Sur les traces du Delacroix
Seulement un instant, mes pensées volent vers Saint-Pétersbourg, Hermitage, un tableau de Delacroix " Arabe sellant son cheval", c’est comme je le regarde maintenant. Le peintre, en 1832 accompagne le comte Charles de Mornay dans une mission diplomatique, la rencontre avec le sultan du Maroc, Moulay Abd er-Rahman dans la ville impériale de Meknès. Un voyage de six mois en Maroc, il arrive aussi à Tanger, il peint de nombreux tableaux et il a également tenu plusieurs carnets de voyage avec des croquis, dessins et annotations caractérisées d’une grande spontanéité. Il décrit ce qu’il vit jour après jour, les carnets sont un véritable espace de composition où l’écrit et l’image se rencontrent. Grace à ce voyage il découvre l’art de vivre marocain qu’il célèbre dans sa peinture, il se montre étonné de la vie orientale, des couleurs et du rythme des formes. Sont aussi des lettres vers ses amis comme témoignage de cette période. Je pense au chemin parcouru par le peintre au Maroc, à la nature des lieux et à la lumière qui a conduit à un jeu décisif dans ses œuvres.
Maintenant, je suis au milieu d’une fête sur la plage d’Essaouira, " Fantasia", un spectacle équestre traditionnel principalement pratiqué au Maroc. C’est une exhibition de la maîtrise unissant l’homme et son cheval. La première impression est un assaut militaire, les chevaliers armés de pistolet à poudre noire simulent une charge de cavalerie qui se termine par une volée coordonnée de leurs armes. Et c’est pourquoi on l’appelle aussi " jeu de la poudre", héritier de l’art équestre berbère, dont la pratique est attestée depuis le XVIe siècle. La chevauchée colorée s’élance en ligne, les hommes et les chevaux galopent jusqu’ à l’ennemi imaginaire, tous gardent le même rythme pour arriver en même temps sur une seule ligne, ils s’arrêtent net quand les cavaliers tirent en l’air à l’unisson. La charge s’arrête brusque. L’homme et cheval se mêlent dans un nuage de poussière, on sent des cris, c’est un moment fantastique et le spectacle continue, nous on admire la technique équestre de chevaliers, leurs agilité, audace, courage. Difficile décrire la joie, l’émotion forte. Pour quelques moments l’ambiance gagne en tranquillité, je prends le courage m’approcher d’eux, je ne cesse pas les admirer.

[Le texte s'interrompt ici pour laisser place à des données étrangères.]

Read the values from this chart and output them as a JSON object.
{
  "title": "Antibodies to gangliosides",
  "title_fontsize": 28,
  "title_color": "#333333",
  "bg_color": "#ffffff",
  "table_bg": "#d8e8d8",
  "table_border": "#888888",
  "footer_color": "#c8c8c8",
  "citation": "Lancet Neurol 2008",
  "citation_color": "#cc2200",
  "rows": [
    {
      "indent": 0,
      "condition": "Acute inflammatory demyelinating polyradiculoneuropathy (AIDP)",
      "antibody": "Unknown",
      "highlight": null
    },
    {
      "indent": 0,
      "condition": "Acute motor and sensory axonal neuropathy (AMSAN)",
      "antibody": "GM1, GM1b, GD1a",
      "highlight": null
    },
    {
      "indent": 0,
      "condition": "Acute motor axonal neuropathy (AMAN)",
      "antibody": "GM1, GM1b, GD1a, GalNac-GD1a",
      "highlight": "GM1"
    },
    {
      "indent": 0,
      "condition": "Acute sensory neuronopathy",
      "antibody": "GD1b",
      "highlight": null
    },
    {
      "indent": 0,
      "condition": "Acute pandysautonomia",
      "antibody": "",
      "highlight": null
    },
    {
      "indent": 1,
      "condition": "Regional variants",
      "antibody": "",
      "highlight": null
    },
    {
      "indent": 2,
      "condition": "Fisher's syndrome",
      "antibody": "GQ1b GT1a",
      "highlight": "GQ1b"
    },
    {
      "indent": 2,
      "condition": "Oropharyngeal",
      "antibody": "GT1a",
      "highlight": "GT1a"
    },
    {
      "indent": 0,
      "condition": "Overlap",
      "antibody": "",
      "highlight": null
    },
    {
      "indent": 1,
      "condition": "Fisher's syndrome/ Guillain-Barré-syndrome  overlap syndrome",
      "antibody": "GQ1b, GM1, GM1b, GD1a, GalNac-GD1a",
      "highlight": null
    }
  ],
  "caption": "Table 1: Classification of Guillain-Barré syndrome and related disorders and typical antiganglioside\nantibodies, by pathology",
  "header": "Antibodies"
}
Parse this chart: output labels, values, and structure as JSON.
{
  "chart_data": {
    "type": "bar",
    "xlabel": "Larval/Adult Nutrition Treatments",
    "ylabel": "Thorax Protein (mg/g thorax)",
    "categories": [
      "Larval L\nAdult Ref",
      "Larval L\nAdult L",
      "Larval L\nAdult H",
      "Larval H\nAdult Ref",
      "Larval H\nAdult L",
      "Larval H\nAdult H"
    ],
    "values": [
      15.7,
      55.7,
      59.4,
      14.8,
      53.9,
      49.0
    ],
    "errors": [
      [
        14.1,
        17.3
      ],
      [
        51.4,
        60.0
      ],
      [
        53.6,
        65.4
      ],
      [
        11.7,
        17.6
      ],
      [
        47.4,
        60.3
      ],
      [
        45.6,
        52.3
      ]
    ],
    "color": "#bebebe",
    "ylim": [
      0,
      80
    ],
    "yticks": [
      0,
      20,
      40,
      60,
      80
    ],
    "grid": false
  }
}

Les cavaliers sont vêtus de blanc, pantalons bouffants et djellabas, une ceinture nouée par derrière, un haïk, pièce d’étoffe dans laquelle ils sont drapés, babouches hautes, un poignard recourbé glissé dans un étui de velours, leurs fusils de parade incrustés de nacre et ivoire. Les chevaux nous montrent des harnachements fastueux, soie brodée, cuir, métaux dorés ou niellés. Je vis une forte émotion, c’est un spectacle féerique.
Mes pensées volent dans le temps, Delacroix assiste pour la première fois sur la route de Meknès à ce spectacle, impressionné et rentrée en France réalisa une aquarelle que l’on trouve aujourd’hui au Louvre. La Fantasia est traditionnellement liée à la fête. La semaine du festival de musique gnaoua qui se déroule à Essaouira en juin vous fait rêver, vous dansez, vous chantez, inoubliables moments vécus. “
Fantasia” est l’un des attraits touristiques parmi les plus spectaculaires, continuer cette tradition implique sacrifice aussi un grand amour, un sport qui attire encore nombreux personnes, quel que soit l’âge, aussi des femmes.J’ai eu la chance d’admirer ce spectacle en diverses occasions et endroits du pays, la curiosité, l’admiration ne cesse pas remplir ma joie, le bonheur de la fête.
À la lumière du coucher de soleil, j’assiste à ce spectacle et je pense à Delacroix.